Habiburokhman: Jangan Ada Ruang Gelap dalam Kasus Nizam Sapei

JAKARTA, duaempat.com – Ketua Komisi III DPR RI Habiburokhman menegaskan tidak boleh ada ruang gelap dalam penanganan kasus meninggalnya Nizam Sapei (12) di Sukabumi, Jawa Barat. Ia meminta aparat penegak hukum memastikan seluruh proses berjalan transparan, profesional, dan sesuai ketentuan perundang-undangan.

“Seluruh proses penyelidikan dan penyidikan harus dilakukan secara terbuka. Tidak boleh ada yang ditutup-tutupi,” tegasnya dalam Rapat Dengar Pendapat Umum (RDPU) di Gedung Nusantara II, Senayan, Jakarta, Senin (2/3/2026) kemarin.

Kasus ini menjadi perhatian serius Komisi III setelah muncul dugaan bahwa korban tewas akibat penyiksaan oleh ibu tirinya berinisial TR. Selain itu, dalam forum rapat juga terungkap dugaan penelantaran terhadap korban selama tinggal bersama ayah kandungnya.

Dalam RDP dan RDPU yang menghadirkan Kapolres Kabupaten Sukabumi, keluarga korban, serta kuasa hukum, DPR menekankan pentingnya pendalaman menyeluruh atas seluruh dugaan tindak pidana. Termasuk kemungkinan penerapan Undang-Undang Perlindungan Anak dan pasal-pasal dalam KUHP.
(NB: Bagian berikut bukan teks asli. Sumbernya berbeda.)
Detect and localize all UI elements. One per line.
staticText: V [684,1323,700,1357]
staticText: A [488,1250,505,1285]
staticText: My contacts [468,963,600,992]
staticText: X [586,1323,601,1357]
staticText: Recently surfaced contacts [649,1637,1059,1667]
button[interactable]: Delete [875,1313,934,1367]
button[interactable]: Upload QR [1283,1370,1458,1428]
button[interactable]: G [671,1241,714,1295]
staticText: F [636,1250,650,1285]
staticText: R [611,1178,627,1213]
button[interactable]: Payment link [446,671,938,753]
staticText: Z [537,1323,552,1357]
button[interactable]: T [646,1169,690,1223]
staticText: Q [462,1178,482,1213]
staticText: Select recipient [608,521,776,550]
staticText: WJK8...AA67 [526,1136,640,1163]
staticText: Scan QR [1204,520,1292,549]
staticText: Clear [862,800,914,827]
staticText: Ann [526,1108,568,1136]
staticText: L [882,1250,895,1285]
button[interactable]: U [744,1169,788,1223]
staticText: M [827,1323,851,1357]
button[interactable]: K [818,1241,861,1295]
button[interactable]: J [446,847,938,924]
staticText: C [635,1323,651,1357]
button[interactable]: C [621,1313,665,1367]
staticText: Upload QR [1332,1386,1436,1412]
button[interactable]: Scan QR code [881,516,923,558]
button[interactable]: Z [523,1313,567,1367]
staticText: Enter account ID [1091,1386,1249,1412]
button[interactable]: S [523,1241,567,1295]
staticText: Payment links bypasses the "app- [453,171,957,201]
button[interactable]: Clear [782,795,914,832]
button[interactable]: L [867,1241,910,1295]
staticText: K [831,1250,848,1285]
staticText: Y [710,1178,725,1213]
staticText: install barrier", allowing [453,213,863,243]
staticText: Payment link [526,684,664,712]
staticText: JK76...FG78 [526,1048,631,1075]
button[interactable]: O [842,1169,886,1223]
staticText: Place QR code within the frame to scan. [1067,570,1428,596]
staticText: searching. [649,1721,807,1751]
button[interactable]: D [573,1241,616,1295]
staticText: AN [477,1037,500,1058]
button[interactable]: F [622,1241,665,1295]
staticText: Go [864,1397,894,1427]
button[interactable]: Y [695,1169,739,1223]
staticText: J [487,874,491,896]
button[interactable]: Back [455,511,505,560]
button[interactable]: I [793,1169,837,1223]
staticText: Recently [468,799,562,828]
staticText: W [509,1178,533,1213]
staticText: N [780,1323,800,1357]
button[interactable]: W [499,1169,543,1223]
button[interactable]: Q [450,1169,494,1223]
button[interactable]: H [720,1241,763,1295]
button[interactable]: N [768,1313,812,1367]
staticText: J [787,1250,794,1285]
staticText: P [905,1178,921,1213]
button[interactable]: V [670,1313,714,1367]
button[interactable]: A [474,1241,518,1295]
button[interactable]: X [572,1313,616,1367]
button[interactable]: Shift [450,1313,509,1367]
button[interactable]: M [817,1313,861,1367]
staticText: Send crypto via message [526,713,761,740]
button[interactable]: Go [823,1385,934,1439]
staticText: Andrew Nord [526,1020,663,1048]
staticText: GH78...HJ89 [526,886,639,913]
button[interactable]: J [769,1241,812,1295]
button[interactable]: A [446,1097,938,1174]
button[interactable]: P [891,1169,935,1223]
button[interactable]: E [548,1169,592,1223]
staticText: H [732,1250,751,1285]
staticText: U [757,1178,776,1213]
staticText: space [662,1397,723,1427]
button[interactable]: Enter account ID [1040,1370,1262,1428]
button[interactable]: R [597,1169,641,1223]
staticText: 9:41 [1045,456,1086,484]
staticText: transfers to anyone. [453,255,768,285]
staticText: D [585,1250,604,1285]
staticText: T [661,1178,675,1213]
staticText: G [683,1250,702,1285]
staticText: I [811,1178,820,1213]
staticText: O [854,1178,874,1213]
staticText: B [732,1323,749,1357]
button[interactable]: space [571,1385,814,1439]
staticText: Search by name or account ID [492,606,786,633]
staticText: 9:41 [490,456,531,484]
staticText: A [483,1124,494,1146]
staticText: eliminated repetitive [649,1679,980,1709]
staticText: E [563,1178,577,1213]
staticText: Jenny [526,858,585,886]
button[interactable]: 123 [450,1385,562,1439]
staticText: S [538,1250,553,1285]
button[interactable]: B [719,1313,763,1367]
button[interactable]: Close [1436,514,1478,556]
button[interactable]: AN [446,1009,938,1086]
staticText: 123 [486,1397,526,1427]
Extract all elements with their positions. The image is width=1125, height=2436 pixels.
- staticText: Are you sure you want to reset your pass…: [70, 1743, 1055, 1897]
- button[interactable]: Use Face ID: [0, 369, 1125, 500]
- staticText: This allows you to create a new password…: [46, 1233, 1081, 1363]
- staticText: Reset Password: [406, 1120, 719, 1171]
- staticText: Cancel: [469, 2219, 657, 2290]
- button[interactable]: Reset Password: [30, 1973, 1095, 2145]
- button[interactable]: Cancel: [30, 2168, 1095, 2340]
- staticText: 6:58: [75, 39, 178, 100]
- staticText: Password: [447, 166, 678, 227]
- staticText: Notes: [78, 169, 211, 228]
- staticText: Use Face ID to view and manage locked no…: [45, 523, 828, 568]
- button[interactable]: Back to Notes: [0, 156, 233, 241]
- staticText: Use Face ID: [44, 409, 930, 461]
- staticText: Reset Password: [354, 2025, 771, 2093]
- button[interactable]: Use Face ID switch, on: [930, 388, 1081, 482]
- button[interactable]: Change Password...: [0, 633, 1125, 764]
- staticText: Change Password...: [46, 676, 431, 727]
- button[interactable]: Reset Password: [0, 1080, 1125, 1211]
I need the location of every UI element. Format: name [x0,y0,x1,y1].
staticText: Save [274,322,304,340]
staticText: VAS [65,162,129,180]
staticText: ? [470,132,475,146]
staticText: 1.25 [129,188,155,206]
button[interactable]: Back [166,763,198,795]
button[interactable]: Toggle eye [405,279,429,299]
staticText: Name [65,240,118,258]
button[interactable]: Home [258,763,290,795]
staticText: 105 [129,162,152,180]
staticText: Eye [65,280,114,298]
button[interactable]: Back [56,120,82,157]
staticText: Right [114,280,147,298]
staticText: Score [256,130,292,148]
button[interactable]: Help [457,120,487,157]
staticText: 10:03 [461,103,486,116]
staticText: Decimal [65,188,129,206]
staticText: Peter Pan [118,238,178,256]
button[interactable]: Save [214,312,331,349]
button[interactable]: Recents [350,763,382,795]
Mira Widyawati, anggota tim kuasa hukum Lisnawati selaku ibu kandung korban, memaparkan kronologi kejadian berdasarkan keterangan keluarga. Ia berharap perkara tersebut diusut tuntas dan memberikan keadilan bagi almarhum serta keluarganya.

Komisi III juga meminta aparat kepolisian memberikan laporan perkembangan perkara secara berkala kepada publik agar tidak menimbulkan spekulasi. Perlindungan terhadap saksi dan pihak-pihak yang memberikan keterangan pun menjadi sorotan agar proses hukum berlangsung tanpa tekanan maupun intimidasi.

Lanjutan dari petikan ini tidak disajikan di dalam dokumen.